World Wide Wine Tasting Etiquette
One of our favorite things about going wine tasting is that every experience is different and opens our eyes to something new. However, no matter where in the world we are, there are some basic rules of etiquette that we stick to in every chateau, winery or bodega.
These are simple suggestions based on our experiences, both working in the wine industry and as a guest, for making a day of wine tasting fun for everyone!
- Layer clothing. The weather may be warm outside, but a cellar's barrel rooms are ALWAYS cold.
- Silence your phone
- Arrive on time for appointments. If you're running late, CALL and let the staff know so they can make arrangements.
- If you have a particular contact, ask for them and then let them guide you through the tasting. Most often, wineries have a method of tasting, touring, etc. so that you get the most out of your appointment.
- Tell them if there's something in particular you want to taste (award-winning rose, dessert wine, etc.)
- If you didn't make it known before your arrival, let the staff know about any time constraints, allergies, abnormal circumstances, etc. as soon as you arrive.
- Ask questions! The staff is there because they, too, enjoy wine and are most often happy to share their knowledge.
- Share tastes. There's no shame in splitting a tasting, but there is shame in being the drunk person in the room.
- Ask for a water glass...and use it!
- Dump! The point of wine tasting is to taste, not to get drunk. Believe me, those little pours add up!

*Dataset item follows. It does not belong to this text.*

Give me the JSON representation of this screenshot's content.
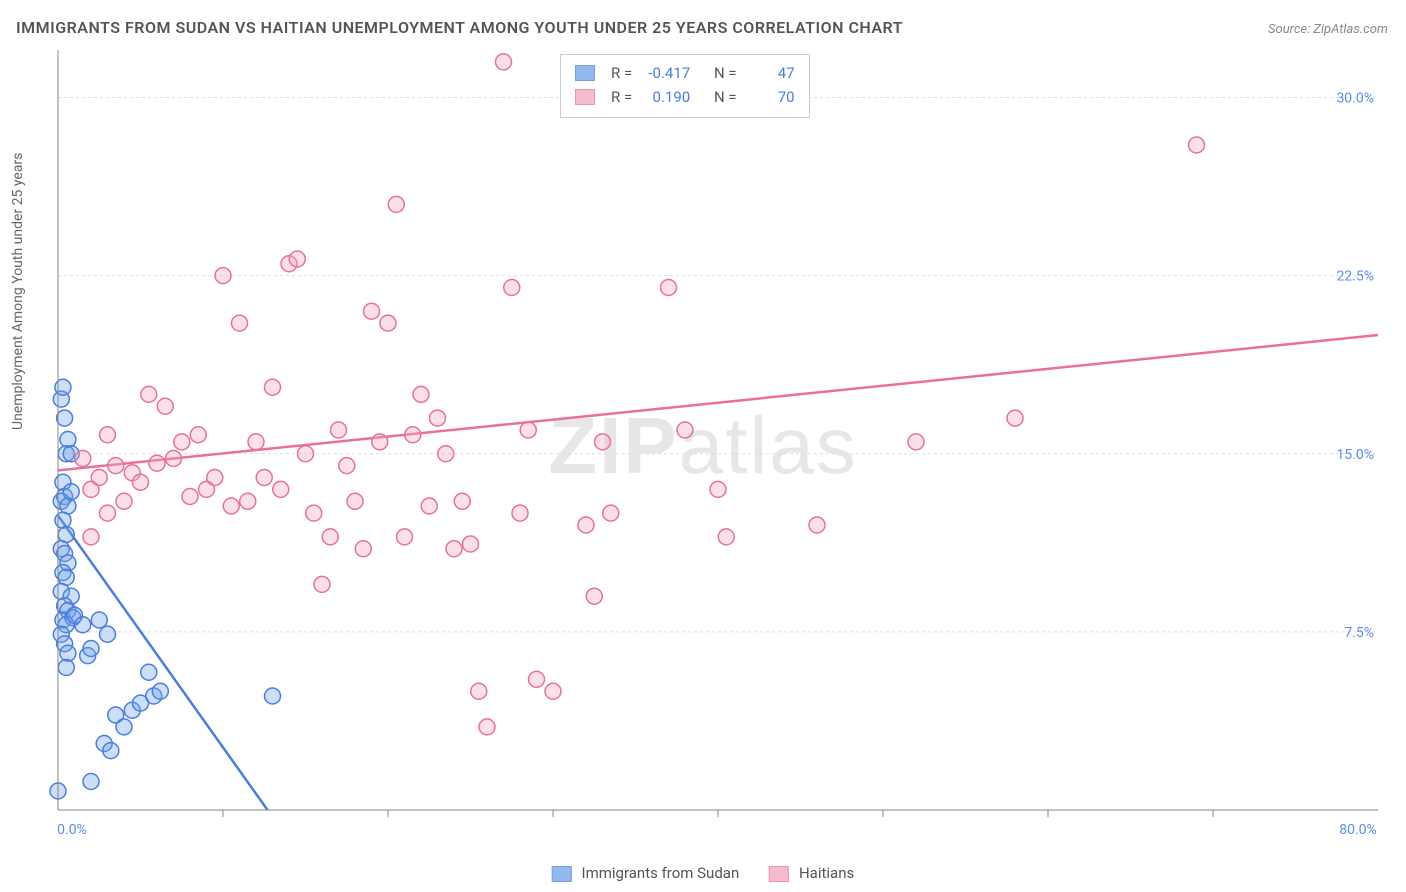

- Ask for your own personal spittoon if you prefer to spit, and do it discreetly. In fact, only spit if you are comfortable doing so...a proper wine tasting is not the place to practice.
- Ask if there are any promotions (NOT discounts).
- If you're in the wine industry, mention this when you make the appointment. Then, bring a business card to the appointment or tasting as a reminder...this is essential. Often wineries offer special treatment to others in the wine biz as long as you can prove it.
- Ask for recommendations of other wineries to visit. Do so AFTER your tasting is over so you don't offend the person helping you.
- Ask if pets are allowed before showing up with 'Fido'. A lot of times pets are just as welcome as humans, but some places strictly forbid it. This is especially important if you have a cellar or vineyard tour.
- Tip, but only for exceptional service or attention. This is not expected or necessary, but everyone appreciates a tip now and then.
- Be patient. It's your wine tasting...what's the hurry?
- Limit appointments or tastings to only three or four wineries per day max. Believe me this is a lot, and there is no need to rush through tastings or constantly worry about the time.
- Give yourself more time than you think you need. Both tastings and driving typically take longer than expected. Read this to see what I mean!
- Bring snacks for in the car. Bread, cheese, nuts, fruit, olives and sliced meats makes a great wine tasting kit (ie: alcohol soaker-upper).
- Hire a driver if you can or have a designated driver. Even though it's wine tasting, alcohol is alcohol, and drinking and driving is no joke.
- Wear pointed heel shoes. Wedges are okay, but remember you may just go on a vineyard tour and that is not fun in heels.
- Wear thick lipstick or gloss. It leaves embarrassing rings on the glass and will just rub off every place you taste.
- Ask for heavy pours. You can ask to re-taste a wine you enjoyed or were interested in, but the point is to taste, not get wasted.
- Pour the wine yourself. Winery staff hates this...I speak from experience.
- Spit in the dump bucket. It's just gross, and someone has to clean that out.
- Bring in you own food. It's messy and akin to bringing your own snacks to a dinner party. Let the winery host you. Usually there will be crackers or small bites offered during the tasting, but just in case, make sure to eat before or in between appointments.
- Chew gum. No wine tastes good after Winterfresh.
- No-show on an appointment. Cancel if necessary and give as much notice as possible.
- Make faces or gag. If you don't like the wine, fine, just dump it out and don't make a scene. If the staff insists on knowing what you think about a wine you hated, create a diversion (and no, I'm not suggesting you start a fire). Simply say: "You know, it was really interesting, but I just loved the (insert wine you DID like). It was so (adjective explainng what in particular you enjoyed about it)."
- Bring in babies. It lessens the whole experience for you, the staff and the baby. It will inevitably bore the baby, plus, the cellar and tour can be very dangerous for little ones.